Effects of mutations in SGS1 and in genes functionally related to SGS1 on inverted repeat-stimulated spontaneous unequal sister-chromatid exchange in yeast

Abstract

Background: The presence of inverted repeats (IRs) in DNA poses an obstacle to the normal progression of the DNA replication machinery, because these sequences can form secondary structures ahead of the replication fork. A failure to process and to restart the stalled replication machinery can lead to the loss of genome integrity. Consistently, IRs have been found to be associated with a high level of genome rearrangements, including deletions, translocations, inversions, and a high rate of sister-chromatid exchange (SCE). The RecQ helicase Sgs1, in Saccharomyces cerevisiae, is believed to act on stalled replication forks. To determine the role of Sgs1 when the replication machinery stalls at the secondary structure, we measured the rates of IR-associated and non-IR-associated spontaneous unequal SCE events in the sgs1 mutant, and in strains bearing mutations in genes that are functionally related to SGS1.

Results: The rate of SCE in sgs1 cells for both IR and non-IR-containing substrates was higher than the rate in the wild-type background. The srs2 and mus81 mutations had modest effects, compared to sgs1. The exo1 mutation increased SCE rates for both substrates. The sgs1 exo1 double mutant exhibited synergistic effects on spontaneous SCE. The IR-associated SCE events in sgs1 cells were partially MSH2-dependent.

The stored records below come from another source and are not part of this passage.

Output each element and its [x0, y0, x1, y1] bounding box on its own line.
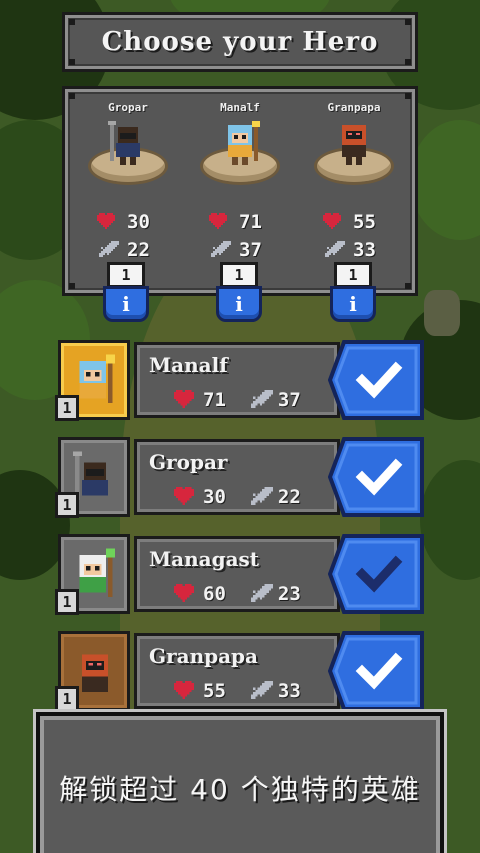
- rock: [424, 290, 460, 336]
- hero-card[interactable]: 1: [55, 631, 130, 712]
- sword-icon: [250, 390, 274, 408]
- heart-icon: [209, 213, 227, 229]
- hero-info-bar: Granpapa 55 33: [134, 633, 340, 709]
- level-badge: 1: [55, 589, 79, 615]
- hero-name: Gropar: [108, 101, 148, 114]
- info-badge-granpapa[interactable]: 1 i: [328, 262, 378, 328]
- level-badge: 1: [220, 262, 258, 288]
- hero-stats: 60 23: [173, 583, 301, 605]
- hp-value: 71: [203, 389, 226, 411]
- hero-portrait-gropar: [73, 451, 109, 500]
- sword-icon: [250, 487, 274, 505]
- hero-row-granpapa[interactable]: 1 Granpapa 55 33: [55, 631, 426, 713]
- hero-stats: 30 22: [173, 486, 301, 508]
- attack-value: 37: [277, 389, 301, 411]
- hero-name: Manalf: [220, 101, 260, 114]
- hero-sprite-gropar: [108, 121, 140, 165]
- promo-text: 解锁超过 40 个独特的英雄: [59, 773, 421, 806]
- hp-value: 30: [203, 486, 226, 508]
- attack-value: 22: [277, 486, 301, 508]
- select-button[interactable]: [328, 631, 426, 711]
- hero-sprite-manalf: [228, 121, 260, 165]
- select-button[interactable]: [328, 534, 426, 614]
- hero-portrait-granpapa: [81, 654, 109, 692]
- level-badge: 1: [334, 262, 372, 288]
- info-icon[interactable]: i: [103, 286, 149, 322]
- hero-row-manalf[interactable]: 1 Manalf 71 37: [55, 340, 426, 422]
- attack-value: 33: [353, 239, 376, 261]
- heart-icon: [323, 213, 341, 229]
- hp-value: 71: [239, 211, 262, 233]
- level-badge: 1: [107, 262, 145, 288]
- hero-row-gropar[interactable]: 1 Gropar 30 22: [55, 437, 426, 519]
- title-panel: Choose your Hero: [62, 12, 418, 72]
- hero-name: Granpapa: [149, 644, 259, 668]
- info-icon[interactable]: i: [216, 286, 262, 322]
- hero-stats: 55 33: [173, 680, 301, 702]
- hp-value: 30: [127, 211, 150, 233]
- info-badge-gropar[interactable]: 1 i: [101, 262, 151, 328]
- hero-info-bar: Gropar 30 22: [134, 439, 340, 515]
- attack-stat: 37: [209, 239, 262, 261]
- hp-stat: 55: [323, 211, 376, 233]
- hero-name: Manalf: [149, 353, 228, 377]
- level-badge: 1: [55, 395, 79, 421]
- attack-value: 33: [277, 680, 301, 702]
- hero-portrait-managast: [79, 548, 115, 597]
- heart-icon: [173, 584, 194, 602]
- hero-name: Gropar: [149, 450, 228, 474]
- tree: [420, 460, 480, 580]
- hero-card[interactable]: 1: [55, 534, 130, 615]
- info-badge-manalf[interactable]: 1 i: [214, 262, 264, 328]
- attack-value: 23: [277, 583, 301, 605]
- heart-icon: [173, 681, 194, 699]
- sword-icon: [250, 584, 274, 602]
- hero-name: Managast: [149, 547, 260, 571]
- attack-stat: 33: [323, 239, 376, 261]
- level-badge: 1: [55, 686, 79, 712]
- page-title: Choose your Hero: [101, 27, 379, 57]
- hero-name: Granpapa: [327, 101, 381, 114]
- select-button[interactable]: [328, 340, 426, 420]
- heart-icon: [173, 487, 194, 505]
- hp-value: 60: [203, 583, 226, 605]
- hero-card[interactable]: 1: [55, 340, 130, 421]
- level-badge: 1: [55, 492, 79, 518]
- hp-stat: 71: [209, 211, 262, 233]
- hero-card[interactable]: 1: [55, 437, 130, 518]
- promo-banner: 解锁超过 40 个独特的英雄: [36, 712, 444, 853]
- hero-stats: 71 37: [173, 389, 301, 411]
- sword-icon: [325, 241, 345, 257]
- hero-info-bar: Managast 60 23: [134, 536, 340, 612]
- hero-info-bar: Manalf 71 37: [134, 342, 340, 418]
- sword-icon: [211, 241, 231, 257]
- hp-value: 55: [353, 211, 376, 233]
- sword-icon: [250, 681, 274, 699]
- info-icon[interactable]: i: [330, 286, 376, 322]
- select-button[interactable]: [328, 437, 426, 517]
- attack-stat: 22: [97, 239, 150, 261]
- hero-portrait-manalf: [79, 354, 115, 403]
- tree: [410, 120, 480, 240]
- hp-value: 55: [203, 680, 226, 702]
- attack-value: 22: [127, 239, 150, 261]
- heart-icon: [97, 213, 115, 229]
- hero-sprite-granpapa: [342, 125, 366, 165]
- hp-stat: 30: [97, 211, 150, 233]
- attack-value: 37: [239, 239, 262, 261]
- heart-icon: [173, 390, 194, 408]
- sword-icon: [99, 241, 119, 257]
- hero-row-managast[interactable]: 1 Managast 60 23: [55, 534, 426, 616]
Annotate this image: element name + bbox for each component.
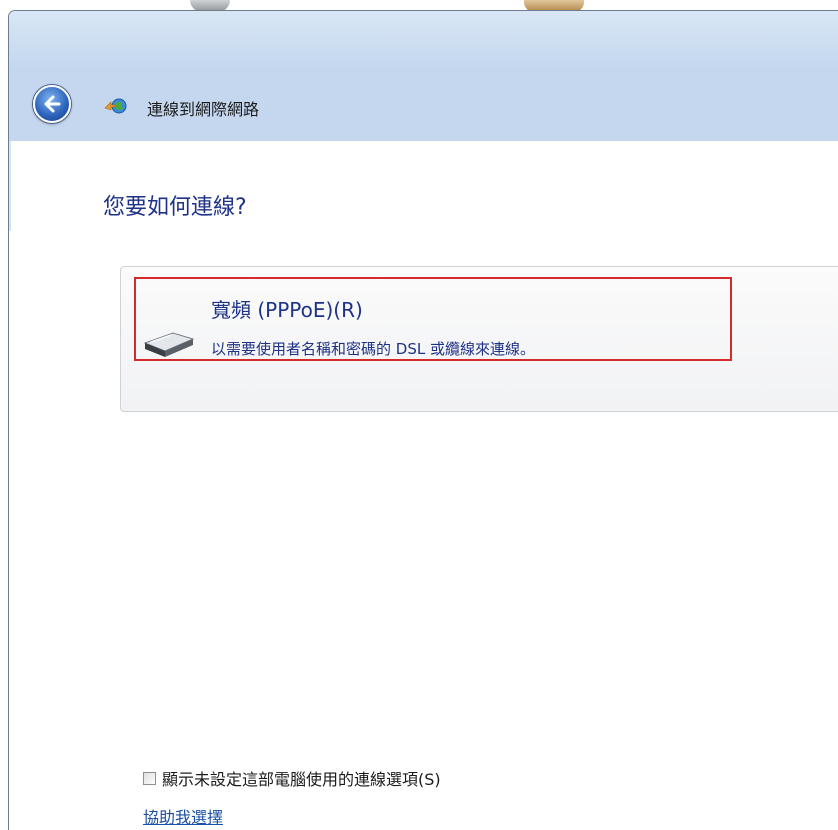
- window-left-border: [9, 141, 11, 231]
- option-description: 以需要使用者名稱和密碼的 DSL 或纜線來連線。: [211, 340, 535, 358]
- modem-icon: [143, 332, 195, 357]
- wizard-title: 連線到網際網路: [147, 100, 260, 119]
- network-globe-icon: [104, 98, 127, 114]
- show-options-checkbox[interactable]: [143, 771, 156, 785]
- show-unconfigured-options: 顯示未設定這部電腦使用的連線選項(S): [143, 766, 441, 790]
- back-button[interactable]: [33, 85, 71, 123]
- wizard-navigation-bar: [9, 71, 838, 141]
- show-options-label[interactable]: 顯示未設定這部電腦使用的連線選項(S): [162, 766, 441, 790]
- back-arrow-icon: [44, 95, 61, 113]
- help-me-choose-link[interactable]: 協助我選擇: [143, 804, 223, 828]
- connect-to-internet-window: 連線到網際網路 您要如何連線? 寬頻 (PPPoE)(R) 以需要使用者名稱和密…: [8, 10, 838, 830]
- option-title: 寬頻 (PPPoE)(R): [211, 298, 363, 322]
- page-heading: 您要如何連線?: [103, 195, 247, 220]
- wizard-content-area: [9, 141, 838, 830]
- window-titlebar: [9, 11, 838, 71]
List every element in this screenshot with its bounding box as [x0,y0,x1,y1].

Conclusions: These results suggest that Sgs1 suppresses spontaneous unequal SCE, and SGS1 and EXO1 regulate spontaneous SCE by independent mechanisms. The mismatch repair proteins, in contradistinction to their roles in mutation avoidance, promote secondary structure-associated genetic instability.

Figure 1

Unequal SCE assay. A. The his3 substrate for measurement of unequal SCE. The his3-Δ3' construct is marked with a tail, and the his3-Δ5' construct is marked with an arrowhead. The shaded region indicates the regions shared by the two deletion constructs. Expanded region under the linear map represents the palindromic insertion. B. DSB repair by gene conversion. A DSB is formed when the replication fork has stalled at the secondary structure. Although a secondary structure can form on both the lagging and the leading strand, the discontinuous nature of DNA synthesis is likely to facilitate formation of greater amounts of secondary structures on the lagging strand than on the leading strand. Shown here is the repair of a DSB formed on the lagging strand via unequal SCE, using the sister chromatid as a template. The unequal SCE events generate a wild-type HIS3 gene. DSBs can also be repaired by equal SCE. However, equal SCE will not give rise to a wild-type HIS3 gene. DSBs are likely to form via the endonuclease activity of a structure-specific nuclease.